On July 12, 2016, data from the PARTNER study were released in the Journal of the American Medical Association (JAMA). This study looked at 888 serodiscordant couples (38% of them were gay male couples, the rest were heterosexual), in 75 clinics in 14 European countries. The PARTNER study tracked 58,213 condomless sex acts (both anal and vaginal). Again, the HIV-positive sexual partner was on antiretroviral therapy for at least six months—and the study showed zero linked transmissions yet again. However, there were eleven new HIV infections among the HIV-negative partners, 10 in gay men and one in a straight couple. But these were not linked infections, and eight of the 11 participants reported that they had recent condomless sex with someone outside their main relationship.

And as this article was being written, new data were presented at the International AIDS Society Conference (IAS) 2017 in Paris. Opposites Attract, a study of serodiscordant MSM (men who have sex with men), took place in Australia, Brazil, and Thailand. More than 12,000 condomless anal sex acts were recorded among 343 couples. No linked HIV transmissions occurred when the HIV-negative partner was only protected by his HIV-partner’s undetectable viral load.

But what exactly are “linked transmissions” in the context of a study? According to Dr. Anthony Fauci, head of the National Institute of Allergy and Infectious Diseases (NIAID), linked transmissions are those infections that are known to come from “regular sexual partners through genotypic tests…unlinked infections are not from the same person.” Basically, study scientists run genotypic tests that can show whose virus came from whom.

What they say about Undetectable = Untransmittable

Positively Aware Bob Leahy

Bob Leahy
publisher and writer, PositiveLite.com

“There really is no room for skepticism. Science is science. The difficulties I see with people not accepting the campaign’s message involve people still coming to grips with the issues that the science presents, particularly to the marginalized.”

Positively Aware Maria Meija

Maria Mejia
U=U national and international steering committees member

“I am a 29-year survivor of HIV. I have been undetectable for 18 years…if anyone takes their medications and has a sustained undetectable viral load we cannot transmit HIV! I consider this one of the most important anti-stigma campaigns everywhere I go and speak.”

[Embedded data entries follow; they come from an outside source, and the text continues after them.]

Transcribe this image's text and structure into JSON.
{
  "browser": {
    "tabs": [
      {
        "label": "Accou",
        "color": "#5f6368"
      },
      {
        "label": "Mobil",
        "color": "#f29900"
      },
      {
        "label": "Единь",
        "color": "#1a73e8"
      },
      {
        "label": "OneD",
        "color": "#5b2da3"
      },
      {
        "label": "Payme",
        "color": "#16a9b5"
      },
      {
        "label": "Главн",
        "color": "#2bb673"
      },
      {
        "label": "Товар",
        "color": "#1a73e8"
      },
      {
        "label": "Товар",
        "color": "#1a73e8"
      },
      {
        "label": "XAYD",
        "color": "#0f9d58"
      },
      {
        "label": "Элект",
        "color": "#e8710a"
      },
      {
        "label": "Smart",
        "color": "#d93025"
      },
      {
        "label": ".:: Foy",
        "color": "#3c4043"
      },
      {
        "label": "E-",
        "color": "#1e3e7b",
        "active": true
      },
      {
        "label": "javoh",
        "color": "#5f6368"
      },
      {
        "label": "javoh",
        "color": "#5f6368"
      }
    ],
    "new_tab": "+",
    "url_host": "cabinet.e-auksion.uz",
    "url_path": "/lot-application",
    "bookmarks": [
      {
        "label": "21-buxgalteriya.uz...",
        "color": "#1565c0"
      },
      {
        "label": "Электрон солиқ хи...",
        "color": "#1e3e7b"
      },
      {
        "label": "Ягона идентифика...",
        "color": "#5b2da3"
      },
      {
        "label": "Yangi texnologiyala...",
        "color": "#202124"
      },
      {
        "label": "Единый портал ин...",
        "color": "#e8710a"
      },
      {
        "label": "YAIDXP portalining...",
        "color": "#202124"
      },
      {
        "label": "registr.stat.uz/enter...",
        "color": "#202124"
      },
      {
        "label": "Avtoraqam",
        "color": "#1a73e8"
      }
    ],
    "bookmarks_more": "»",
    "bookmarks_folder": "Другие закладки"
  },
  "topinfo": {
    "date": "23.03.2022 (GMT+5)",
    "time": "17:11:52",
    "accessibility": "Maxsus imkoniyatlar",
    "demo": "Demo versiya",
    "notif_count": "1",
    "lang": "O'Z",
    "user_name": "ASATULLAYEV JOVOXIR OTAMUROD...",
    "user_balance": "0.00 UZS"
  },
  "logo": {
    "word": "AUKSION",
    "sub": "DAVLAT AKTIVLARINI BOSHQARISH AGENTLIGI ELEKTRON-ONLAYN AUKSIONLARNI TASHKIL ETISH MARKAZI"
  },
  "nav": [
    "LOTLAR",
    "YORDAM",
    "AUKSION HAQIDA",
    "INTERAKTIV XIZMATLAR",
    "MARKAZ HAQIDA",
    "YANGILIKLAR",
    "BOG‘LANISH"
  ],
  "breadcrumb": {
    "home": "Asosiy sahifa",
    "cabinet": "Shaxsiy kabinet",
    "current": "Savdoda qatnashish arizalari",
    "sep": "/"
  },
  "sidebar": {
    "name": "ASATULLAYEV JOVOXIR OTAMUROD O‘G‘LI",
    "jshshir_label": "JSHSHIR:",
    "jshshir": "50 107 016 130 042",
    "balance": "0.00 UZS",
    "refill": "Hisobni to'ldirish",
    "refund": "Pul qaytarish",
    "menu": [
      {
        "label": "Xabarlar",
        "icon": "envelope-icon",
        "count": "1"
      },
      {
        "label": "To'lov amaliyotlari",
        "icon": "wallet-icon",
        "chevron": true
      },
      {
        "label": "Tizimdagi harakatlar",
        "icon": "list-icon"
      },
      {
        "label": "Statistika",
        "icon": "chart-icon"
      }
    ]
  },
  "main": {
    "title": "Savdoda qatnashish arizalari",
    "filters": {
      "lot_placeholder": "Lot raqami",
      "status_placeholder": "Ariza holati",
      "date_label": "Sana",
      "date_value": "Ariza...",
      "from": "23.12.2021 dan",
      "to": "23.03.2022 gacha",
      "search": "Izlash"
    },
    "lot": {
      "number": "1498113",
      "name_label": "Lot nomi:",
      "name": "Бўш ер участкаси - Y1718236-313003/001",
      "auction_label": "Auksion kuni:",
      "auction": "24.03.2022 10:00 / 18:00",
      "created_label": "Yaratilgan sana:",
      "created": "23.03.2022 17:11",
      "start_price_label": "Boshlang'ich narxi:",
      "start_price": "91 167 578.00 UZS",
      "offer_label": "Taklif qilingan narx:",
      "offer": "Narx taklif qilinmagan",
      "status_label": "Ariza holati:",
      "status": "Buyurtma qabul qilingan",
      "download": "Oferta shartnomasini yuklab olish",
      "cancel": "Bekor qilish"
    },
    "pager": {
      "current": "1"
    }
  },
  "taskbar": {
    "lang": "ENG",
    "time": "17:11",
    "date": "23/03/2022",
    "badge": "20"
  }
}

Positively Aware Anthony Fauci

Dr. Anthony S. Fauci
Director, National Institute of Allergy and Infectious Diseases

“HIV-positive people aren’t dangerous to anybody, it just isn’t so. Transmission is not completely impossible, but an overwhelming amount of data states that it is almost impossible.” UPDATE: At the 2017 United States Conference on AIDS in September, Dr. Fauci clearly articulated in his plenary talk that, "The science does validate and verify that U=U."

Positively Aware Gina Brown

Gina Brown
Activist

“I am a true believer that if a PLHIV is undetectable they cannot transmit the virus. That’s why it’s important that every PLHIV have access to this information and the medications that makes U=U a possibility in their lives!”

Positively Aware Benjamin Young

Benjamin Young, MD, PhD
Chief Medical Officer of the International Association of Providers of AIDS Care

“[The] scientific evidence is compelling —not a single documented case of transmission by someone who is on effective ART. While it is hard to prove ‘zero’ risk, the risk of transmission is extraordinarily low.”